My last check-up was some time in 1989. Since then the Berlin wall came down and the whole of eastern Europe shuffled around. Then the USSR disintegrated and its component countries were ejected in all directions. So much has changed that I’m basically back in the chair getting root canal work.
Our disastrous departure from China put us at over 3,000m in a mountainous and remote part of a new country. It was completely dark except for the starlight and was bitterly cold. The border guards gave us some hope that there was some (not very good) accommodation right at the border. But there was no sign of such an establishment. Our only option was to drive and hope we found something before the first known hut, 100km away. Drive too slowly and it would take hours and we’d die of hypothermia. Drive too fast and the BMW candle-power headlight couldn’t show me the way. And we’d crash. Then die of hypothermia. We went as fast as we could, driving by feel. Shivering uncontrollably on an empty road, it was a relief when finally some headlights came up behind us and I ushered them past.
It was Steven and his family from the China group. He was about 4 days behind their ideal schedule so was doing the same as us; going as fast as he could in the distance he could see. I overrode Stein’s breathless wheezing and stuck with them. Steve’s high powered xenon headlights lit our way at a safe distance. But occasionally the road would dip and curve and suddenly we were in darkness again as the car disappeared. Then we had to race, blind, to close the gap somehow. It was too risky to let this happen again so I had to stay really close to him, and we managed this configuration for about 100km. Had we not had a lead vehicle this journey would have taken twice as long. Who knows if we’d have even made it.
Shapes in the valley hung in my peripheral vision and I stopped the bike. Was that a yurt? Back from the gravel track, in darkness, lay a handful of yurts. It was a gift from the gods! We were still a few kilometres from the other yurt camp so I deployed Nickiy to see if anyone was home. It was 02:00 China time, so midnight in Kyrgyzstan. A small light danced across the meadow and within about 5 minutes, Yuri and his team were lighting the stove in the yurt, pouring hot minestrone soup down our necks then pushing us into the sauna. We were revived! Their hospitality was amazing. Hurrah for Kyrgyzstan!
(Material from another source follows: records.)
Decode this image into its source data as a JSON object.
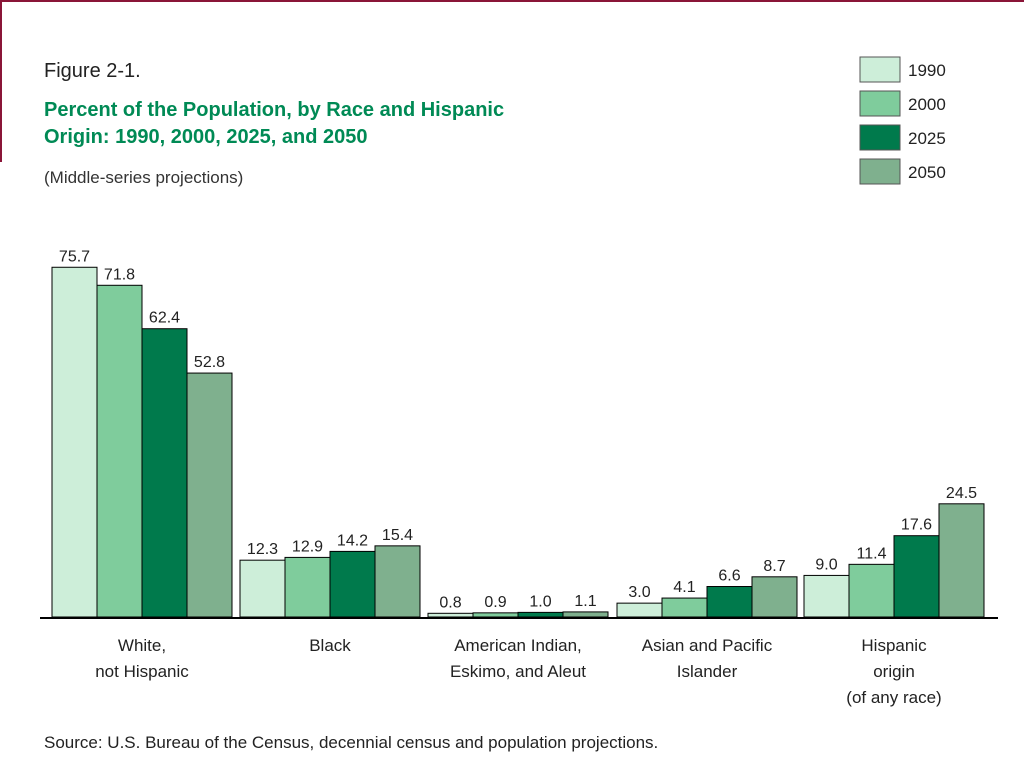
{
  "header": {
    "figure_label": "Figure 2-1.",
    "subtitle": "(Middle-series projections)",
    "source": "Source:  U.S. Bureau of the Census, decennial census and population projections."
  },
  "colors": {
    "frame": "#8a1538",
    "title": "#008a55",
    "axis": "#000000"
  },
  "chart_data": {
    "type": "bar",
    "title_lines": [
      "Percent of the Population, by Race and Hispanic",
      "Origin:  1990, 2000, 2025, and 2050"
    ],
    "categories": [
      [
        "White,",
        "not Hispanic"
      ],
      [
        "Black"
      ],
      [
        "American Indian,",
        "Eskimo, and Aleut"
      ],
      [
        "Asian and Pacific",
        "Islander"
      ],
      [
        "Hispanic",
        "origin",
        "(of any race)"
      ]
    ],
    "series": [
      {
        "name": "1990",
        "color": "#cdeed9",
        "values": [
          75.7,
          12.3,
          0.8,
          3.0,
          9.0
        ]
      },
      {
        "name": "2000",
        "color": "#7fcc9c",
        "values": [
          71.8,
          12.9,
          0.9,
          4.1,
          11.4
        ]
      },
      {
        "name": "2025",
        "color": "#007a4c",
        "values": [
          62.4,
          14.2,
          1.0,
          6.6,
          17.6
        ]
      },
      {
        "name": "2050",
        "color": "#7fb08e",
        "values": [
          52.8,
          15.4,
          1.1,
          8.7,
          24.5
        ]
      }
    ],
    "value_labels": [
      [
        "75.7",
        "12.3",
        "0.8",
        "3.0",
        "9.0"
      ],
      [
        "71.8",
        "12.9",
        "0.9",
        "4.1",
        "11.4"
      ],
      [
        "62.4",
        "14.2",
        "1.0",
        "6.6",
        "17.6"
      ],
      [
        "52.8",
        "15.4",
        "1.1",
        "8.7",
        "24.5"
      ]
    ],
    "ylim": [
      0,
      80
    ],
    "y_axis_shown": false,
    "grid": false,
    "legend_position": "top-right"
  }
}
You know a place is special if it is as beautiful during the night as it is by day. The valley into which we awoke the next day was just such a place. The trickling river phased in and out with the sounds of grazing sheep and horses. The sun warmed our deluxe yurt and shone upon the steep hillside. The green carpet rose high above us and transformed into teeth-like rocks on the peaks. It was incredible and sublimely peaceful. How could we be only 100km from China and be in such a place? We ate our incredible breakfast and zoned out for two days as our bodies unravelled from 21 days of rushing.
Founded on a nation of nomadism, Kyrgyzstan is famed for its hospitality. Any traveller calling at your house after sunset should be welcomed in to stay and be fed. If you were so poor that you didn’t have enough food, you would despatch people to fetch your more wealthy relatives, so they could provide for your guest. As a nomad, food is best if it can walk along side you until you eat it. So vegetables don’t feature heavily in the Kyrgyz diet. Nor do vegetarians.
The cities in the country are joined by approximately one tarmac road. There’s not much that exciting to see in the cities, and getting between them involves running the gauntlet of the police everywhere. As the only people not speeding in the whole country, we were a little surprised to be stopped. For speeding.
But most people visit Kyrgyzstan for its rugged beauty and its 7,000m peaks. Trekking around its high-altitude lakes or riding ponies over mountain passes will deliver you majestic views. Best of all, you don’t need to carry camping equipment as yurt camps are dotted throughout most of the country. Capable of being carried by just 2 horses, these portable houses weigh in at about 400kg. This includes all the structural wood latticework and the rugs, ropes and felt cover. Give a few skilled builders one hour and you’ve got a 30 square metre living, sleeping and eating area. Or if you give it to the world record holders, you’ll have the same yurt ready for action in 17 minutes!
We were still on the silk road and the modern nomads began to show their faces. At our guest house in the capital city of Bishkek, suddenly we were surrounded by cyclists and motorcyclists from all over the world. I always thought people came to “do” the silk road, but I now realise that is idiotic and the wrong way round. Traders travelled on the silk road because that was just how people got from Europe to Asia and back again. It was that simple. Why would modern travellers be any different to the traders 2,000 years earlier?